Une censure stérile et anachronique 

Des journalistes, des éditeurs de livres ont toutefois trouvé l’énergie (et la ressource financière) pour faire juger la France et ses lois de censure. Par un arrêt de 2002, elle a contraint le législateur national à abroger en 2004 le délit d'offense aux « chefs d’Etat étrangers, aux chefs de gouvernement étrangers, à leurs ministres des Affaires étrangères et agents diplomatiques »… Ces textes s’appliquaient aux informations relatives aussi bien à la vie privée des intéressés qu’à leurs fonctions.

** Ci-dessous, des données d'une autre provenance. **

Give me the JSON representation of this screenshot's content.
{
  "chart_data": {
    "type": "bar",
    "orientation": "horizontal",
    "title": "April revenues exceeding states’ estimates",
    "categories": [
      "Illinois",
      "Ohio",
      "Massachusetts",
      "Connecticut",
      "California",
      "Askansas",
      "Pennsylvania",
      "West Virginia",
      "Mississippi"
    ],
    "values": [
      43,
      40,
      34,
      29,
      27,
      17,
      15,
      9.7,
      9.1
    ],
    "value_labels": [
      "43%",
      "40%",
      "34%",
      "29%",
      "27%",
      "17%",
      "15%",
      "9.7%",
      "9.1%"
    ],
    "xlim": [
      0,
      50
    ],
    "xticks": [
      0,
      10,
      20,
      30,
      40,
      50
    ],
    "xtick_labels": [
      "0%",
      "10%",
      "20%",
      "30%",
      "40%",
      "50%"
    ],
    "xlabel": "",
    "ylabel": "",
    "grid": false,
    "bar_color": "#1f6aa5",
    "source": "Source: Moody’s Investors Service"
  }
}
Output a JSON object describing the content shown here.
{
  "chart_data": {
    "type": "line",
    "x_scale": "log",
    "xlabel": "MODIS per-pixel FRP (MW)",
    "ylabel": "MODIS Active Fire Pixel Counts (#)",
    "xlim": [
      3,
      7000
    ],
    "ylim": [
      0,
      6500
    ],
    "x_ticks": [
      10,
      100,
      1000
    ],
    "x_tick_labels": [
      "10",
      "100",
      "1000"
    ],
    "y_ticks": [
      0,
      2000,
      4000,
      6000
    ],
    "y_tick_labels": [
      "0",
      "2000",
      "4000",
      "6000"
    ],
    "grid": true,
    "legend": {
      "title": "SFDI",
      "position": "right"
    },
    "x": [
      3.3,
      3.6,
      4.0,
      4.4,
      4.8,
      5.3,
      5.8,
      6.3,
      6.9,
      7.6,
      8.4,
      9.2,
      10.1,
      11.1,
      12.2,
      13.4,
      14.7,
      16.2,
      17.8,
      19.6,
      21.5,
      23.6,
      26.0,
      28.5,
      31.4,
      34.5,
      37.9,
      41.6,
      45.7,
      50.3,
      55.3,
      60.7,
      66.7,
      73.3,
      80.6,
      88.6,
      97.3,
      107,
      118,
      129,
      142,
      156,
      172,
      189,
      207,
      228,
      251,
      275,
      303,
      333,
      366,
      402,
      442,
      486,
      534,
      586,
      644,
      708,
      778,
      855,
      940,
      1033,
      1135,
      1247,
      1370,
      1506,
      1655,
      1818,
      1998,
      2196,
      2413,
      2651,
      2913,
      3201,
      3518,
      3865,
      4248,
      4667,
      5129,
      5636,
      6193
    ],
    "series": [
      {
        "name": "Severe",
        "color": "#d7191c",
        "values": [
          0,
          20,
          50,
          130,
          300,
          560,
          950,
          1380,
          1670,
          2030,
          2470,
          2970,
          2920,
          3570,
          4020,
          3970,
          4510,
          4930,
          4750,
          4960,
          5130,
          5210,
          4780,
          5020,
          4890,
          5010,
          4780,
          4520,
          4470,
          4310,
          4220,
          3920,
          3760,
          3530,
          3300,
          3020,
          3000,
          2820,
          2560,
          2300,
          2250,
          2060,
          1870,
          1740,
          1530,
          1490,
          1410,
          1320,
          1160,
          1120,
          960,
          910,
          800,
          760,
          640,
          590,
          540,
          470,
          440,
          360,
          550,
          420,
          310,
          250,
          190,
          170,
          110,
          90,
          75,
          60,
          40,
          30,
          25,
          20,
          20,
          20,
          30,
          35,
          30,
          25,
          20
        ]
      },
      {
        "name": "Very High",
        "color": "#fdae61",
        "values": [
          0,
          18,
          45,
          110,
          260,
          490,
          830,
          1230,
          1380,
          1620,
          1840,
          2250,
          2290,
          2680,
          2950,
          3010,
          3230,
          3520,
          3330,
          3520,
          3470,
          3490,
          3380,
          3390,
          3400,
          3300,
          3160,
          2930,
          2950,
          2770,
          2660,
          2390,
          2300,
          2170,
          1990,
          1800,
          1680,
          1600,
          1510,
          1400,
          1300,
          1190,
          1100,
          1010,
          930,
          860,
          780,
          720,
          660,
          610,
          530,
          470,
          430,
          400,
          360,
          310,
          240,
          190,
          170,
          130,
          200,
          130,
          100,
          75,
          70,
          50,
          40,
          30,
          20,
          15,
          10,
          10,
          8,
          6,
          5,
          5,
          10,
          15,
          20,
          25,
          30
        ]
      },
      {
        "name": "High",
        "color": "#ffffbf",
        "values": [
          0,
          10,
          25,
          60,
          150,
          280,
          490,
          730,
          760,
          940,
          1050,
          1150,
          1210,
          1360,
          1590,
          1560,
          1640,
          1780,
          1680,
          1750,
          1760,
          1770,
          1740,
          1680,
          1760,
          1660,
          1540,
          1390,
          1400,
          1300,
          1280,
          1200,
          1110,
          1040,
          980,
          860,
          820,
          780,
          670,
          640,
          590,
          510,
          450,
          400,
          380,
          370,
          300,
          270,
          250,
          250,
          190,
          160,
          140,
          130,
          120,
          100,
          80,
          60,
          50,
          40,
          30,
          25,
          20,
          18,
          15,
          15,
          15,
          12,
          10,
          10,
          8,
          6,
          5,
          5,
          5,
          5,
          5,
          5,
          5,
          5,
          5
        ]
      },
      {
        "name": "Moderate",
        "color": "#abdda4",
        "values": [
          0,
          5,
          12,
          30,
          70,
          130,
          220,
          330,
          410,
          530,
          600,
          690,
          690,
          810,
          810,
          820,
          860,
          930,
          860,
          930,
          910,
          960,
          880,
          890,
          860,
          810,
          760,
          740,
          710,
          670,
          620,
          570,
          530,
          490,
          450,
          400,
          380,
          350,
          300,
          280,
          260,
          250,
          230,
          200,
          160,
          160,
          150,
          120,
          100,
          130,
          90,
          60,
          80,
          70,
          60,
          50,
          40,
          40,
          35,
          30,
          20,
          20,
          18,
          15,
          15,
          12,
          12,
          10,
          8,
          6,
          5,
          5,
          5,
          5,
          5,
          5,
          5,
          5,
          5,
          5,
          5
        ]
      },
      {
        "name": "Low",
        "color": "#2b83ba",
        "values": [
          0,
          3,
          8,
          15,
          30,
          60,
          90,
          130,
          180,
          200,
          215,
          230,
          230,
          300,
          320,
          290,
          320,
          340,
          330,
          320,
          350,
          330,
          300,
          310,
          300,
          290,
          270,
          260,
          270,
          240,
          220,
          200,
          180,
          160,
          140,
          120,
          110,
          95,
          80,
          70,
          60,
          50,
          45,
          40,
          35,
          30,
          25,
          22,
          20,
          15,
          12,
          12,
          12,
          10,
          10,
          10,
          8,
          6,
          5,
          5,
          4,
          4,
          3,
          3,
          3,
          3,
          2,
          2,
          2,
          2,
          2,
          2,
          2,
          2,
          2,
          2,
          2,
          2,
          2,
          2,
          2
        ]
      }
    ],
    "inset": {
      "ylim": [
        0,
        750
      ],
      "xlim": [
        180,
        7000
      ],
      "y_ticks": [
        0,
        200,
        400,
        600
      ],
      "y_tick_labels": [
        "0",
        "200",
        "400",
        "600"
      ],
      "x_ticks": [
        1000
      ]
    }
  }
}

La véracité des propos tenus à leur égard importait peu, puisque l’intention ou non de nuire était seule prise en compte.

En 1998, la Cour de cassation a ainsi réprimé ceux qui relataient l’implication de la famille royale du Maroc dans le trafic de haschisch. Noir Silence, sous-titré Qui arrêtera la Françafrique ?, du regretté François-Xavier Versachave, publié aux Arènes, a été poursuivi devant les juridictions françaises par un trio de chefs d’État africains qui ne sont pas des phares de la démocratie. L’amitié de Paris avec les dictateurs implantés dans son ancien Empire colonial, autorisait ces régimes à poursuivre leurs opposants réfugiés en France… jusque devant les juridictions françaises.

Enfin, en 2019, l’assemblée plénière de la CEDH a jugé, par trois arrêts, que le Royaume du Maroc ne pouvait agir en diffamation en France. L’article 32, alinéa 1er, de la loi du 29 juillet 1881 sur la liberté de la presse ne permet pas ainsi à un État, qui ne peut pas être assimilé à un particulier au sens de ce texte, d’engager une poursuite en diffamation sur le fondement de cette loi. Ensuite, selon la jurisprudence de la Cour européenne des droits de l’homme, il ne peut être créé un droit matériel de caractère civil qui n’a aucune base légale dans l’État concerné. En conséquence, aucun État, qui soutient être victime d’une diffamation, ne peut agir en réparation de son préjudice et, dès lors, il n’existe aucun droit substantiel dont le droit processuel devrait permettre l’exercice en organisant (…) un accès au juge de nature à en assurer l’effectivité.

Ainsi, sans avoir à se prononcer sur l’invocabilité par un État de la Convention européenne, l’Assemblée plénière juge que, en l’absence de droit substantiel résultant du droit interne ou du droit conventionnel, l’accès au juge, qui a pour fonction de faire valoir un droit, est sans fondement et ne peut être considéré comme méconnu…

C'est donc, plutôt que le recours stérile et anachronique à la censure, la consécration de la théorie de l’arroseur arrosé.